The Girl on the Screen

Chapter 1

Chapter 1: The Girl on the Screen

At 11:47 p.m., the bedroom light was off, but the soft glow from the ring light pulsed like a moon caught behind chiffon curtains.

Zhao Yichen–known online only as “Xinyi”–adjusted the mic one last time, fingers brushing the cable with the familiarity of ritual. He tugged the wig slightly forward, tilted his chin, and shaped his lips into something resembling a smile. Not too wide. Just enough to look like someone who belonged. Someone adored. Someone who wasn’t him.

The webcam came to life.

“大家晚上好 (Good evening, everyone),” she said softly, voice honed through hours of careful mimicry–each syllable a balancing act between control and warmth. “오늘 하루 어땠어요? (How was your day today?)”

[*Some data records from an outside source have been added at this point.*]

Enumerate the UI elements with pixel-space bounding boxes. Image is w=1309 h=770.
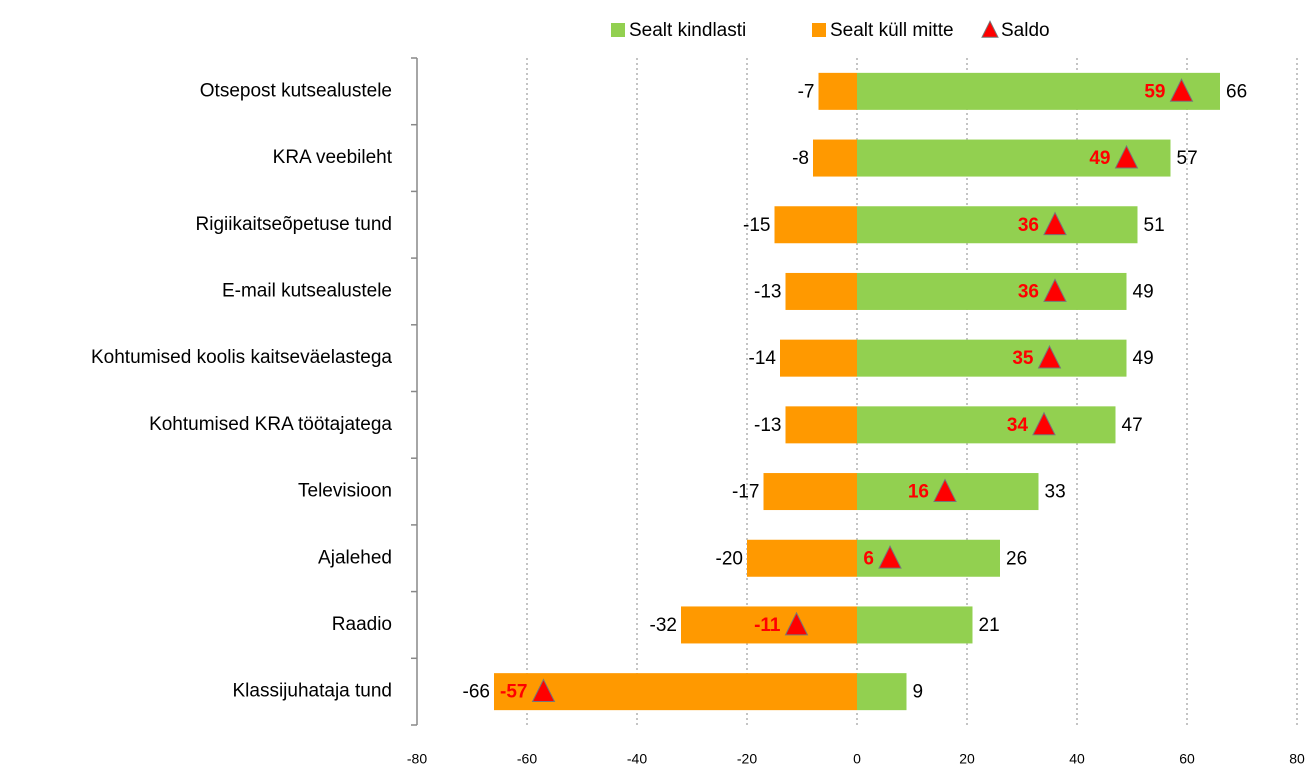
data-label: 49 bbox=[1133, 281, 1154, 302]
saldo-label: 34 bbox=[1007, 415, 1029, 436]
saldo-marker bbox=[1043, 211, 1067, 236]
category-label: Rigiikaitseõpetuse tund bbox=[196, 214, 392, 235]
saldo-label: -57 bbox=[500, 682, 527, 703]
data-label: -13 bbox=[754, 281, 781, 302]
bar bbox=[818, 72, 857, 110]
x-tick-label: 60 bbox=[1179, 751, 1195, 767]
saldo-label: -11 bbox=[754, 615, 781, 636]
saldo-marker bbox=[531, 678, 556, 703]
legend-label: Sealt küll mitte bbox=[830, 20, 954, 41]
category-label: E-mail kutsealustele bbox=[222, 280, 392, 301]
category-label: Kohtumised koolis kaitseväelastega bbox=[91, 347, 392, 368]
legend-swatch bbox=[812, 23, 826, 37]
data-label: -32 bbox=[650, 615, 677, 636]
saldo-marker bbox=[784, 611, 809, 636]
category-label: Ajalehed bbox=[318, 547, 392, 568]
saldo-marker bbox=[933, 478, 957, 502]
data-label: -20 bbox=[716, 548, 743, 569]
data-label: 57 bbox=[1177, 148, 1198, 169]
bar bbox=[857, 673, 907, 711]
saldo-marker bbox=[1169, 78, 1194, 102]
x-tick-label: -60 bbox=[517, 751, 537, 767]
legend-swatch bbox=[611, 23, 625, 37]
category-label: Otsepost kutsealustele bbox=[200, 80, 392, 101]
category-label: Klassijuhataja tund bbox=[233, 681, 393, 702]
saldo-label: 6 bbox=[863, 548, 874, 569]
bar bbox=[747, 539, 857, 577]
bar bbox=[780, 339, 857, 377]
x-tick-label: -40 bbox=[627, 751, 647, 767]
bar bbox=[857, 339, 1127, 377]
bar bbox=[763, 473, 857, 511]
data-label: -13 bbox=[754, 415, 781, 436]
bar bbox=[774, 206, 857, 244]
category-label: Televisioon bbox=[298, 481, 392, 502]
saldo-marker bbox=[1114, 144, 1139, 169]
x-tick-label: -20 bbox=[737, 751, 757, 767]
data-label: -15 bbox=[743, 215, 770, 236]
data-label: -8 bbox=[792, 148, 809, 169]
saldo-marker bbox=[1037, 344, 1062, 369]
x-tick-label: -80 bbox=[407, 751, 427, 767]
bar bbox=[857, 139, 1171, 177]
data-label: 9 bbox=[913, 682, 924, 703]
data-label: 66 bbox=[1226, 81, 1247, 102]
bar bbox=[857, 272, 1127, 310]
bar bbox=[494, 673, 857, 711]
x-tick-label: 20 bbox=[959, 751, 975, 767]
bar bbox=[857, 72, 1220, 110]
data-label: 47 bbox=[1122, 415, 1143, 436]
bar bbox=[813, 139, 857, 177]
bar bbox=[857, 406, 1116, 444]
saldo-label: 16 bbox=[908, 482, 929, 503]
data-label: -66 bbox=[463, 682, 490, 703]
bar bbox=[857, 606, 973, 644]
data-label: 21 bbox=[979, 615, 1000, 636]
data-label: 49 bbox=[1133, 348, 1154, 369]
data-label: -7 bbox=[798, 81, 815, 102]
saldo-label: 36 bbox=[1018, 281, 1039, 302]
data-label: 26 bbox=[1006, 548, 1027, 569]
category-label: Kohtumised KRA töötajatega bbox=[149, 414, 392, 435]
legend-marker bbox=[981, 20, 999, 38]
saldo-marker bbox=[1043, 278, 1067, 302]
legend-label: Saldo bbox=[1001, 20, 1050, 41]
saldo-label: 35 bbox=[1012, 348, 1034, 369]
saldo-marker bbox=[878, 545, 902, 569]
saldo-label: 36 bbox=[1018, 215, 1039, 236]
bar bbox=[785, 272, 857, 310]
category-label: KRA veebileht bbox=[273, 147, 393, 168]
bar bbox=[681, 606, 857, 644]
data-label: -17 bbox=[732, 482, 759, 503]
data-label: 51 bbox=[1144, 215, 1165, 236]
bar bbox=[857, 206, 1138, 244]
saldo-label: 49 bbox=[1089, 148, 1110, 169]
x-tick-label: 40 bbox=[1069, 751, 1085, 767]
legend-label: Sealt kindlasti bbox=[629, 20, 746, 41]
saldo-marker bbox=[1032, 411, 1056, 436]
bar bbox=[785, 406, 857, 444]
x-tick-label: 80 bbox=[1289, 751, 1305, 767]
data-label: -14 bbox=[749, 348, 777, 369]
x-tick-label: 0 bbox=[853, 751, 861, 767]
data-label: 33 bbox=[1045, 482, 1066, 503]
bar bbox=[857, 539, 1000, 577]
saldo-label: 59 bbox=[1144, 81, 1165, 102]
category-label: Raadio bbox=[332, 614, 392, 635]
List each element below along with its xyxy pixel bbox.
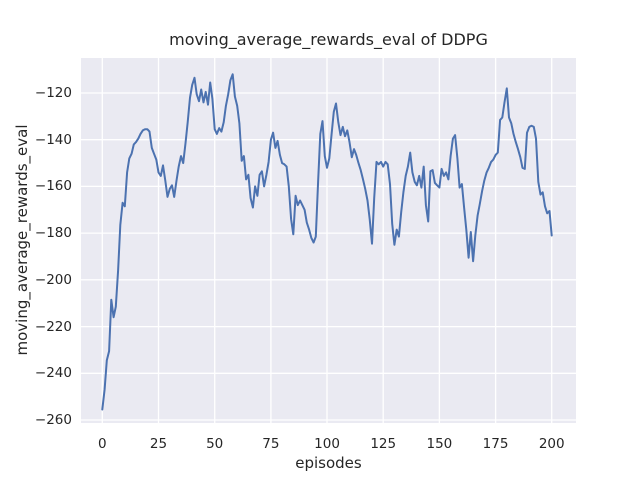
x-tick-label: 50 <box>206 436 224 452</box>
x-tick-label: 125 <box>370 436 397 452</box>
x-axis-label: episodes <box>295 454 362 472</box>
gridlines <box>81 58 576 423</box>
x-tick-label: 75 <box>262 436 280 452</box>
series-line <box>101 73 553 411</box>
x-tick-label: 100 <box>314 436 340 452</box>
x-tick-label: 200 <box>538 436 565 452</box>
y-tick-label: −260 <box>34 411 72 428</box>
y-tick-label: −140 <box>34 131 72 148</box>
y-tick-label: −220 <box>34 318 72 335</box>
y-tick-label: −120 <box>34 85 72 102</box>
plot-area <box>81 58 576 423</box>
y-tick-label: −180 <box>34 225 72 242</box>
x-tick-label: 0 <box>98 436 107 452</box>
y-axis-label: moving_average_rewards_eval <box>13 124 31 356</box>
y-tick-label: −240 <box>34 365 72 382</box>
y-tick-label: −160 <box>34 178 72 195</box>
x-tick-label: 150 <box>426 436 453 452</box>
x-tick-label: 25 <box>149 436 168 452</box>
chart-title: moving_average_rewards_eval of DDPG <box>169 30 488 49</box>
plot-canvas <box>81 58 576 423</box>
x-tick-label: 175 <box>482 436 509 452</box>
y-tick-label: −200 <box>34 271 72 288</box>
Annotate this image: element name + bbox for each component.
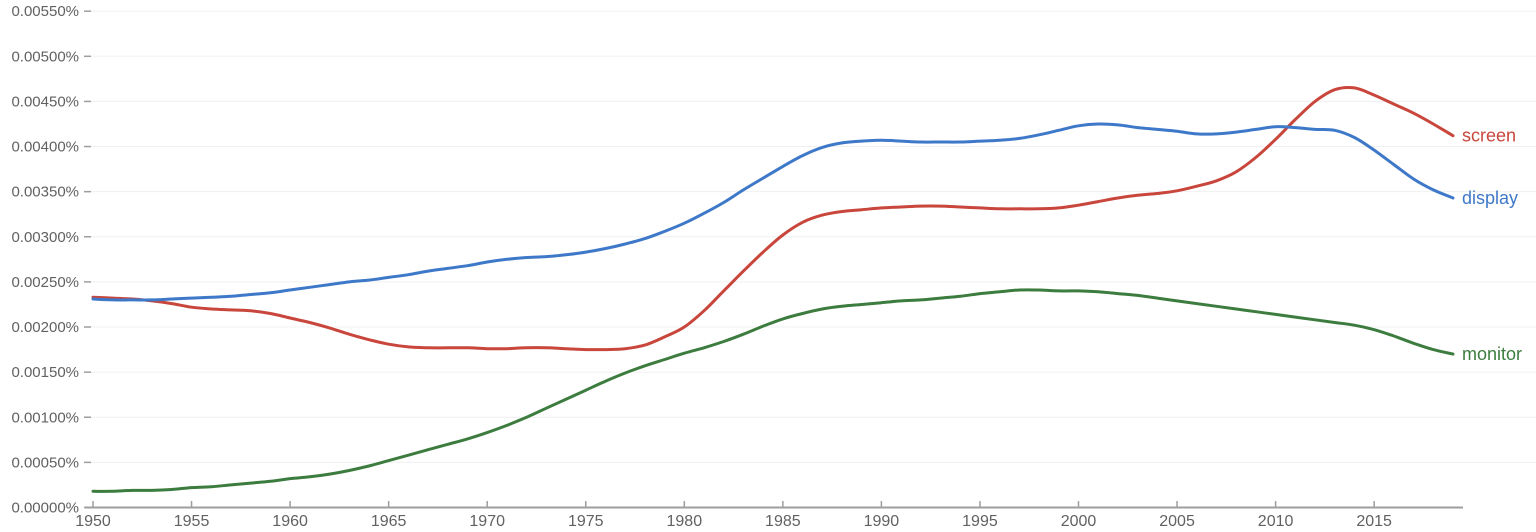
x-axis-tick-label: 1985 [765,513,801,530]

The comments came fast: > xinyiii!!! 你今天好美! > I love your dress omg > sing IU’s song again pleaseeee 🥺 > 언니 목소리 진짜 천사 같아

Yichen drew in a breath.

Then sang.

It wasn’t just melody that held them. It was the ache braided into each note, a tremble that hinted at something private trying not to surface. Vulnerability–raw, unshielded–flowed from her voice, inviting strangers into a space he had no room for himself.

For three minutes and thirty-eight seconds, there was no Jiwon. No adopted son with a voice too soft and wrists too narrow. No boy told to be harder, louder, less fragile. There was only Xinyi.

When the last note faded, the chat burst into a flood of hearts and tearful gifs. Xinyi gave a graceful bow, lashes fluttering just so.

“谢谢大家,今天陪我到最后 (Thank you all for staying with me till the end),” she whispered.

She ended the stream.

The ring light shut off.

Darkness settled like dust.

Yichen stared at his reflection in the black screen–wig slightly off-center, collarbone exposed beneath a soft off-shoulder blouse. Silence had a strange weight, heavier than applause.

His hands were trembling.

Outside his door, fluorescent light flickered down the hallway. Voices murmured in the kitchen–his adoptive mother reminding his brother to unplug the rice cooker, his father grumbling at the evening news.

In that world, he was Jiwon.

Just Jiwon.

He turned back to the mirror. Removed the wig. Peeled off the lashes.

“But she’s the one they love,” he murmured.

His voice cracked. Not from strain–but something more fragile. Something splitting down the middle.

He sat on the edge of his bed, the makeup wipe still clutched in one hand, his other pressing down over his bound chest.

Why does it hurt to take her off?

The thought came uninvited, unformed–yet undeniable. Every time he undid the image, stripped away the light and shimmer and softness, something inside him felt… unfinished. Like he was peeling away not a mask, but a layer of truth.

He remembered the first time he put on that wig. It was just a dare. Just a game. And yet–

And yet.

Xinyi smiled in ways Jiwon never could. Xinyi stood straighter, sang louder. She took up space he was never allowed. She didn’t shrink.

And when strangers typed: You’re beautiful, You’re talented, 언니 사랑해, it didn’t feel fake.

It felt like being seen.

Minutes later, he stood shirtless in the bathroom, chest bound tight beneath overlapping fabric. The skin beneath was raw, angry. He touched the red marks with a kind of reverence, as though pain made it all more real.

He looked himself in the eye.

Do you want this?

He didn’t have an answer.

Not yet.

But he knew this: tomorrow, he would stream again. Because that little square of light, that fleeting applause–it was the only place she could live.

And Xinyi… Xinyi felt more real than he ever had.

And that scared him more than anything else.